To a large degree this is the fault of the elected and the appointed (by those elected) to either writing de facto enabling laws, making broad policy musings, or invoking the Chevron deference.

     Career civil servants who are not appointed by elected officials, but simply rise through the ranks, are increasingly writing rules that they enforce and adjudicate violations—all sans the input or say of any elected official or person appointed/confirmed by an elected official. Especially in cities, the cities are not run by city councils or mayors, who might approve of city codes and the like, but in actuality by career civil servants. Though city managers are often hired by a city council, they operate as autonomous overlords, and often go rouge. These civil “servants” game the system to become rich kleptocrats with massive guaranteed benefits and six-figure pensions for life (usually after a surprisingly short amount of years).

     It has become less the situation of government employees enforcing the law as written under the guidance and direction of elected or appointed/confirmed officials, but of laws being written to direct agencies and department’s heads to come up and enforce whatever they want within a broad policy goal, with the actual rules and enforcement being done by career civil servants with, at best, the rubber-stamp approval of some nominally operating elected official or appointed/confirmed official.
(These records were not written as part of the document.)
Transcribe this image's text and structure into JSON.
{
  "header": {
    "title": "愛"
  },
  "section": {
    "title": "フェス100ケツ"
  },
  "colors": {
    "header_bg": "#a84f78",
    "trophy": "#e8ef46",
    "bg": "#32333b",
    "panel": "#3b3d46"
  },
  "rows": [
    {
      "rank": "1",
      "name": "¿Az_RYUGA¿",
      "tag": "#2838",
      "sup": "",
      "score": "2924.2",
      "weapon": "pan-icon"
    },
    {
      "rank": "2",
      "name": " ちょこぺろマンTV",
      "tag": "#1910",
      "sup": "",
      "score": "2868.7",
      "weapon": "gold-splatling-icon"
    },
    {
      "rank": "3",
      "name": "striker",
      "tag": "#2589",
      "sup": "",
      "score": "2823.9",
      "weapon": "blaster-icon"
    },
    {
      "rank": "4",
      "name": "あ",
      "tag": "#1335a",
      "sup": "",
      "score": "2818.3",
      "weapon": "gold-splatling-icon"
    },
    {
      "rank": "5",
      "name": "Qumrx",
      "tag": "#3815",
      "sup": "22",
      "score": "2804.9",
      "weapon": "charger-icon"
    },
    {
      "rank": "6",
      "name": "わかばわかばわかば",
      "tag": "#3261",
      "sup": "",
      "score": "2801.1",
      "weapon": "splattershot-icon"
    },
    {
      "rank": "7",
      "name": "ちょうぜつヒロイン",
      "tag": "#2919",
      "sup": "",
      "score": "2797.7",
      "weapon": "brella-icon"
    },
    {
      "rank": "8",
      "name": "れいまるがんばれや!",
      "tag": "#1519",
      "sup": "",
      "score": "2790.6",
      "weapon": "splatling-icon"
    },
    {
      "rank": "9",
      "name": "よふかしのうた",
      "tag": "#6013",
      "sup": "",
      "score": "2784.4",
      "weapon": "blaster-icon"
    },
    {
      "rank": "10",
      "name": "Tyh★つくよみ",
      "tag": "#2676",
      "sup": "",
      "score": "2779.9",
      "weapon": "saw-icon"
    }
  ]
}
     Punishment, too, is being left to these career civil servants, either by blind deference or by allowing the civil servants to punish people with fines or just outright confiscate that person’s property!

     It is often argued that the administrative state and guidance by “experts” (a longtime hallmark of Progressive governance) who work independent, as much as possible, by the hoi polloi, is necessary since government has gotten to big for the people, or their elected representatives, to understand how to run or even how to govern at all. The only way to fix this is to reduce the scope of government, and to use laws written by the legislative branch, as much as possible, such that regular people will be able to adhere to and follow without expensive legal representation; when more specific regulations or rules are necessary, they should be limited to regulating their own operations or to applying facts to specific guidelines… and always to be approved by an elected official, or an official who has been directly nominated/confirmed by an elected official (or officials).

     Without addressing this root cause, the problem will never be solved.